Fazer previsões é algo de altíssimo risco, como o físico ganhador do Prêmio Nobel, Niels Bohr, observou certa vez: “Predição é muito difícil, especialmente se for sobre o futuro”. Mas alguns insights podem ser compartilhados, por conta e risco de quem os ler. É isso que vou tentar fazer aqui nesse post.

No meu entender, 2021 será um ano de transição. Salvo qualquer nova catástrofe inesperada (a própria Covid-19 foi uma!), todos nós, como indivíduos, empresas e sociedade, devemos olhar para a frente e buscar moldar o futuro, em vez de apenas trabalhar no presente.

O próximo normal vai ser diferente. Não vamos voltar às condições que prevaleciam em 2019. Na verdade, assim como os termos "pré-guerra" e "pós-guerra" são comumente usados para descrever o século 20, as gerações vindouras provavelmente discutirão as eras pré-Covid-19 e o pós-Covid-19.

Alguns estimam que nos próximos anos poderemos ter um novo “roaring twenties”, fase da sociedade após o fim da Primeira Guerra Mundial e da pandemia da gripe espanhola de 1918.

Os “roaring twenties” ou “Felizes Anos Vinte”, em uma tradução livre, é um termo usado para se referir à década de 1920 como um período de efervescência cultural em cidades como Nova York, Chicago, Paris, Berlim, Londres e em muitos outros grandes centros, durante uma época de sustentada prosperidade econômica. Pode acontecer sim, mas nem sempre a história se repete, pois os contextos de cada época são diferentes. Veremos...

É fato que alguns setores foram profundamente afetados, como a aviação comercial. Vemos, entretanto, recuperação dos voos domésticos, de turismo, em diversos países, como aqui no Brasil, embora as viagens internacionais ainda estejam muito restritas.

Por definição, as viagens de lazer são discricionárias. As viagens de negócios são muito menos, mas são mais lucrativas para empresas aéreas e a rede hoteleira. Por exemplo, 70% das receitas globais dos hotéis de luxo são oriundas das hospedagens para negócios.

Durante e após a pandemia, porém, surgiu uma nova questão sobre essas viagens de negócios: exatamente quando é necessária? Quase certamente não será tão necessária quanto antes. As videochamadas e as ferramentas de colaboração que permitem o trabalho remoto, por exemplo, podem substituir muitas reuniões e conferências que eram realizadas presencialmente.
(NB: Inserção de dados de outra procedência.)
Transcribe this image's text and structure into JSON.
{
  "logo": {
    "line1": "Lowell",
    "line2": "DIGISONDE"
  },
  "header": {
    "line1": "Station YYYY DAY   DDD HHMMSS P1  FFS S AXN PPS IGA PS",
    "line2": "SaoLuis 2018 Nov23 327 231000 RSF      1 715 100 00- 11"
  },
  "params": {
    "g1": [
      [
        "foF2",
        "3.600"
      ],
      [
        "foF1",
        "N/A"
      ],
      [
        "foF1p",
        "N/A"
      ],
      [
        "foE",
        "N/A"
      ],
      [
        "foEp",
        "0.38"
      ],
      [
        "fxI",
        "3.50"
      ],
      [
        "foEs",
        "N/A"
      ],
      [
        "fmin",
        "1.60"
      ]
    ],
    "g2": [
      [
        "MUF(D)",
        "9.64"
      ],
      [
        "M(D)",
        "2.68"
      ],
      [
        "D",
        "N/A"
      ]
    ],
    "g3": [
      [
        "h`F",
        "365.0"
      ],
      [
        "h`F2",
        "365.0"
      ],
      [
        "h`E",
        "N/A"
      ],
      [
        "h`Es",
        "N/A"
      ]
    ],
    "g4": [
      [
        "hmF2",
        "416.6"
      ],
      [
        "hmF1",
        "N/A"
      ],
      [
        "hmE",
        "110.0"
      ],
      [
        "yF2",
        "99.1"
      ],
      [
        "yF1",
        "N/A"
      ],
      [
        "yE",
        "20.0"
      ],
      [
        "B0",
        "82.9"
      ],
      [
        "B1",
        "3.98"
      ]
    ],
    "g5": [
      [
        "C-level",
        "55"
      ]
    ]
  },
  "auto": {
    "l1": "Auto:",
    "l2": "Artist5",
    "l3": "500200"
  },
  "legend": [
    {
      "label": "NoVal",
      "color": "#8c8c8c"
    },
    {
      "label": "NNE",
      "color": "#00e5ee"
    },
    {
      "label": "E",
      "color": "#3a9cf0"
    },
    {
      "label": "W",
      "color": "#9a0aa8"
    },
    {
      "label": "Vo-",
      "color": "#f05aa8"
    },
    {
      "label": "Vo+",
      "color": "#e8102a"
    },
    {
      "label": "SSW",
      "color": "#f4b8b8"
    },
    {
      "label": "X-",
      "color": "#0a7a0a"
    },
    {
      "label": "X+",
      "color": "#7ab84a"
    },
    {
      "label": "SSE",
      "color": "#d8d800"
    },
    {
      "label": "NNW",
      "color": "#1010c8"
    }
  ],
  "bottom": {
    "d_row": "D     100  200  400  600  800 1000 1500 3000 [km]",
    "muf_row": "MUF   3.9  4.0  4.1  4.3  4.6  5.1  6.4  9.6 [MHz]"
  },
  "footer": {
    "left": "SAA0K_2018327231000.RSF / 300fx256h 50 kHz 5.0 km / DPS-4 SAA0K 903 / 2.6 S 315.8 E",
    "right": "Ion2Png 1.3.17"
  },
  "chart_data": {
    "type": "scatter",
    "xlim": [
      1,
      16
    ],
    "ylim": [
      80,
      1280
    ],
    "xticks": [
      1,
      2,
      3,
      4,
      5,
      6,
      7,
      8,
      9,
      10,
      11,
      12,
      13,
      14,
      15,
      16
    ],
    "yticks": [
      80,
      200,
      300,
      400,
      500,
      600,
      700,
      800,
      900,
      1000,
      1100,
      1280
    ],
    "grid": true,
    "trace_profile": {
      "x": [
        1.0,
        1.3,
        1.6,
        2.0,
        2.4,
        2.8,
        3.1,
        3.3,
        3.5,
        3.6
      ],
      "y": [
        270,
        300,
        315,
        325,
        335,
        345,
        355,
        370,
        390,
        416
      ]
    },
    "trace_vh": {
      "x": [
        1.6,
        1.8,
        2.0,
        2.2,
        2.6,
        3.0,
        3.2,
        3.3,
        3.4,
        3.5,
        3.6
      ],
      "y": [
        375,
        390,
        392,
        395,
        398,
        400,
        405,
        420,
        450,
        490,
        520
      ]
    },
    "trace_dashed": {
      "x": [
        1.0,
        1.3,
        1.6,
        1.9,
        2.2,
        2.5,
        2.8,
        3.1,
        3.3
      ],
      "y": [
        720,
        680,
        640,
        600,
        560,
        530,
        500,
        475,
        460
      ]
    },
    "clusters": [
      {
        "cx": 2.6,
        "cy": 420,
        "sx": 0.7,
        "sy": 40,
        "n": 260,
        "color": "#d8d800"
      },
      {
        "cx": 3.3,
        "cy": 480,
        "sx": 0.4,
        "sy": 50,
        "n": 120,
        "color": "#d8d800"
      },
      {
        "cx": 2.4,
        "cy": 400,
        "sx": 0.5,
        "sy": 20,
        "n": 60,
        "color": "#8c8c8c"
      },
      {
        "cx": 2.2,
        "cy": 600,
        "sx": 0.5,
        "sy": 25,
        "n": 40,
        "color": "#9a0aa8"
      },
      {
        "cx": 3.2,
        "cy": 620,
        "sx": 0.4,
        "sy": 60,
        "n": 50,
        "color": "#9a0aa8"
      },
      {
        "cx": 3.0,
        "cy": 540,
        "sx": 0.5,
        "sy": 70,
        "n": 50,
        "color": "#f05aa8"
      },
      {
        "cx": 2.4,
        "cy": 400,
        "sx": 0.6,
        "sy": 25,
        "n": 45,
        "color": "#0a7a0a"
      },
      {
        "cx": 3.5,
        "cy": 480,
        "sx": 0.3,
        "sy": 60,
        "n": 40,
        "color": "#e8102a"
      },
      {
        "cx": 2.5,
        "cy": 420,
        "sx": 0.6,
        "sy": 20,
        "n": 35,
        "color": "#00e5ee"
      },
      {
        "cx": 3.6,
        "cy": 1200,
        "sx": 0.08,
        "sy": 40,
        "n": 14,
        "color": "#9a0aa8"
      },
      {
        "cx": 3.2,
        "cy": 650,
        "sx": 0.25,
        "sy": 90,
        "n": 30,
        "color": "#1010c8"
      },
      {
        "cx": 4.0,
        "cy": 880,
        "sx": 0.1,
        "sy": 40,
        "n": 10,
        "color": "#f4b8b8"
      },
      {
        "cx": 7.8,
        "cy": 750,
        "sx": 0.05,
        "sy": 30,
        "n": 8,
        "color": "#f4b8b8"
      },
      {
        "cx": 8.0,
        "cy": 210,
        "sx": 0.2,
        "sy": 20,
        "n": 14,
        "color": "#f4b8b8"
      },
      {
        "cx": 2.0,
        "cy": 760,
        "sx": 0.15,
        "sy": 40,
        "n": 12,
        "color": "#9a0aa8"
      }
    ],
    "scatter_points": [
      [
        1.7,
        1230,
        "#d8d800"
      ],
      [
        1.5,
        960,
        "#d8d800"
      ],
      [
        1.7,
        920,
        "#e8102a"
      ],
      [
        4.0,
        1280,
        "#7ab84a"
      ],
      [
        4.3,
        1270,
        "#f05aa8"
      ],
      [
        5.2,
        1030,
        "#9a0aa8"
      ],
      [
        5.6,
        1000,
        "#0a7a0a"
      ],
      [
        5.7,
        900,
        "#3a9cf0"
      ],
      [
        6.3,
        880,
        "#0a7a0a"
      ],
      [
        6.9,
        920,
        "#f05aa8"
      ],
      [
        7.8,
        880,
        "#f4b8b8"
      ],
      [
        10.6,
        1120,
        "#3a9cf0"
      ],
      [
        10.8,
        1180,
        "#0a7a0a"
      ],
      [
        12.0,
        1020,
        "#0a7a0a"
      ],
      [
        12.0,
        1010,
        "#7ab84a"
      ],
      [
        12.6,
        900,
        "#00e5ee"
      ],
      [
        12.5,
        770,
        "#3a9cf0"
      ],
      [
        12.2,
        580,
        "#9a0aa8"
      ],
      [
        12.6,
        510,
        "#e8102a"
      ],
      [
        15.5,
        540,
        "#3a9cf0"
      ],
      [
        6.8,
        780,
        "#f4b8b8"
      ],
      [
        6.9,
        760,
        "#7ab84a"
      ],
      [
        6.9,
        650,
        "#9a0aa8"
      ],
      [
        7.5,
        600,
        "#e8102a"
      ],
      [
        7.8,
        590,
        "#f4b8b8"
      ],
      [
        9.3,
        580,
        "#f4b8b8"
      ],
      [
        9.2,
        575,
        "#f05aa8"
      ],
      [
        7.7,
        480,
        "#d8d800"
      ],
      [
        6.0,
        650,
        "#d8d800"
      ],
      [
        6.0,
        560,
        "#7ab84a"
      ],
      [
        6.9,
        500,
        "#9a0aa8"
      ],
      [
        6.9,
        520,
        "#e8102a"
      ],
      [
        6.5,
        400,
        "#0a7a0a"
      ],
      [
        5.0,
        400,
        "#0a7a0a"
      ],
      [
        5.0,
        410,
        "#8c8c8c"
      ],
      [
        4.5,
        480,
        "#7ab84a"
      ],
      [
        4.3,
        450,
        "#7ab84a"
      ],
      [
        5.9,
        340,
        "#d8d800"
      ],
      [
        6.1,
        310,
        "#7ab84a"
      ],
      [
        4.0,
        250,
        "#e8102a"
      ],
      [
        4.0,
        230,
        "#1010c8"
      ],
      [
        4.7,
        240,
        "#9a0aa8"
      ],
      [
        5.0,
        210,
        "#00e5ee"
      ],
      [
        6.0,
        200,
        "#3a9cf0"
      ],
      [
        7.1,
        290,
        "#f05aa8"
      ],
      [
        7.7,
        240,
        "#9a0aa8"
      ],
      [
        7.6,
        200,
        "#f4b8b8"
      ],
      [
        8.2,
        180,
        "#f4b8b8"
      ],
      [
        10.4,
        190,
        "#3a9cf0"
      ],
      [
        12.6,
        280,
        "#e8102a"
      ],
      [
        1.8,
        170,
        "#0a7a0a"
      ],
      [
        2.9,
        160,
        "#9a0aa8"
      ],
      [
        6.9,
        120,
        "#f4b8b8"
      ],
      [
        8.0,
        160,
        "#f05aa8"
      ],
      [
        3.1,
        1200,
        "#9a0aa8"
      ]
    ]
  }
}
Como dizia Platão, a necessidade é a mãe das invenções. Durante a crise da Covid-19, vimos um enorme e acelerado crescimento na digitalização de tudo, desde atendimento ao cliente online até o trabalho remoto, reinvenção da cadeia de suprimentos e o uso mais intenso de inteligência artificial (IA) para melhorar as operações.

A saúde também mudou substancialmente, com a telemedicina e a biotecnologia ganhando forte impulso. Avançou-se dois anos em dois meses. Novos e inovadores negócios começam a surgir e provavelmente veremos uma disrupção mais intensa em todos os setores, o que vai abrir espaço para empreendedores.

A digitalização é algo que não vai voltar atrás. A grande aceleração no uso de tecnologia, digitalização e novas formas de trabalho vai ser o novo patamar dos negócios.

A crise da Covid-19 tornou imperativo que as empresas reconfigurassem suas operações, tornando-as digitais, mas também está abrindo a oportunidade de transformá-las.

A digitalização apressada e obrigatória (por sobrevivência) foi apenas o primeiro passo. Nos próximos anos veremos sua consolidação e aperfeiçoamento, com redesenho das operações e até mesmo dos atuais modelos de negócio.

Quando a economia se estabilizar em sua próxima normalidade, o tal “novo normal”, pode-se esperar no curto prazo uma reacomodação dos setores atuais, mas o que vai mudar ao longo dos próximos anos serão as dinâmicas dentro e inter setores, que tenderão a se transformarem significativamente.

Em recessões anteriores, os fortes saíram mais fortes e os fracos ficaram mais fracos, faliram ou foram comprados. O que fará diferença agora será como a empresa se tornará mais veloz, ágil, elástica e resiliente (a capacidade não apenas de absorver choques, mas de usá-los para construir vantagem competitiva).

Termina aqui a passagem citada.